Cela permettrait, selon ce que laisse entendre à demi-mots le ministre allemand des Finances, de placer un pare-feu plus efficace devant le Portugal, qui devra sans doute aussi être de nouveau aidé.

Tension croissante

Sur le terrain, la presse a fait état de la menace de suicide spectaculaire d’une femme qui venait d’apprendre qu’elle serait licenciée. Elle et son mari sont employés par la même agence gouvernementale, qui anticipe les mesures de rigueur à austérité renforcée.

Il a été aussi remarqué la sortie inattendue d’un nouveau titre éphémère, intitulé Les Travailleurs.
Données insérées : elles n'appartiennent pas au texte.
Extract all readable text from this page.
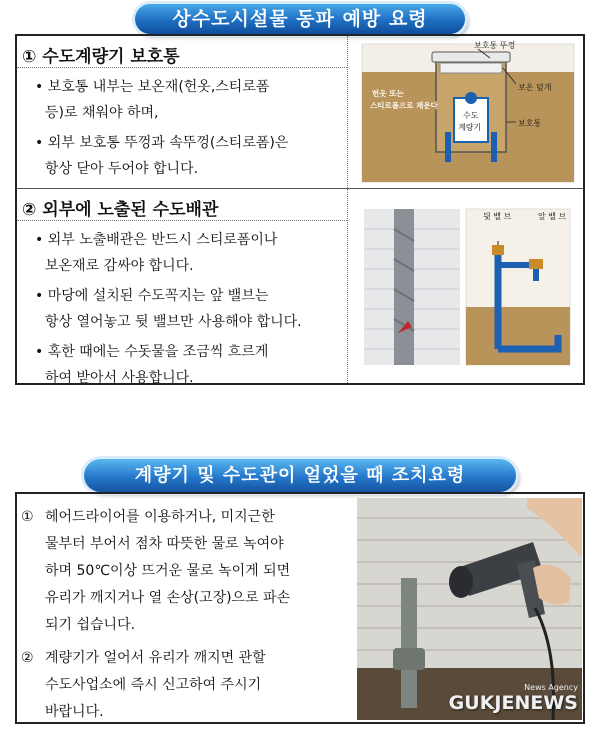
상수도시설물 동파 예방 요령
① 수도계량기 보호통
• 보호통 내부는 보온재(헌옷,스티로폼
등)로 채워야 하며,
• 외부 보호통 뚜껑과 속뚜껑(스티로폼)은
항상 닫아 두어야 합니다.
보호통 뚜껑
보온 덮개
보호통
헌옷 또는
스티로폼으로 채운다
수도
계량기
② 외부에 노출된 수도배관
• 외부 노출배관은 반드시 스티로폼이나
보온재로 감싸야 합니다.
• 마당에 설치된 수도꼭지는 앞 밸브는
항상 열어놓고 뒷 밸브만 사용해야 합니다.
• 혹한 때에는 수돗물을 조금씩 흐르게
하여 받아서 사용합니다.
뒷 밸 브	앞 밸 브
계량기 및 수도관이 얼었을 때 조치요령
① 헤어드라이어를 이용하거나, 미지근한
물부터 부어서 점차 따뜻한 물로 녹여야
하며 50℃이상 뜨거운 물로 녹이게 되면
유리가 깨지거나 열 손상(고장)으로 파손
되기 쉽습니다.
② 계량기가 얼어서 유리가 깨지면 관할
수도사업소에 즉시 신고하여 주시기
바랍니다.
News Agency
GUKJENEWS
Il s’agit d’une édition spéciale de ce qu’il reste de la rédaction du quotidien Eleftherotypia, en faillite. Le cinéaste Costa-Gavras y participe avec un entretien au titre évocateur : « Les banques souveraines ». La faillite du journal, selon son propriétaire, aurait été accélérée par deux banques en raison de sa ligne éditoriale hostile au monde de la finance.

EKathimerini estime que le sablier se vide pour la Grèce, prolongeant l’agonie. Ta Nea pense savoir que les pensions complémentaires des retraités des banques seront réduites d’un cinquième au-delà de 200 euros. Les négociations avec l’Europe évoquent pour son éditorialiste un « supplice chinois » (celui de la goutte d’eau).

Les fonds versés à la Grèce seraient mis sur un compte bloqué, destiné à prioriser le remboursement de la dette. Mais la plupart des analystes considèrent qu’une relance de l’activité serait plus appropriée à la situation, pour éviter un embrasement, et une descente précipitée vers la misère du plus grand nombre.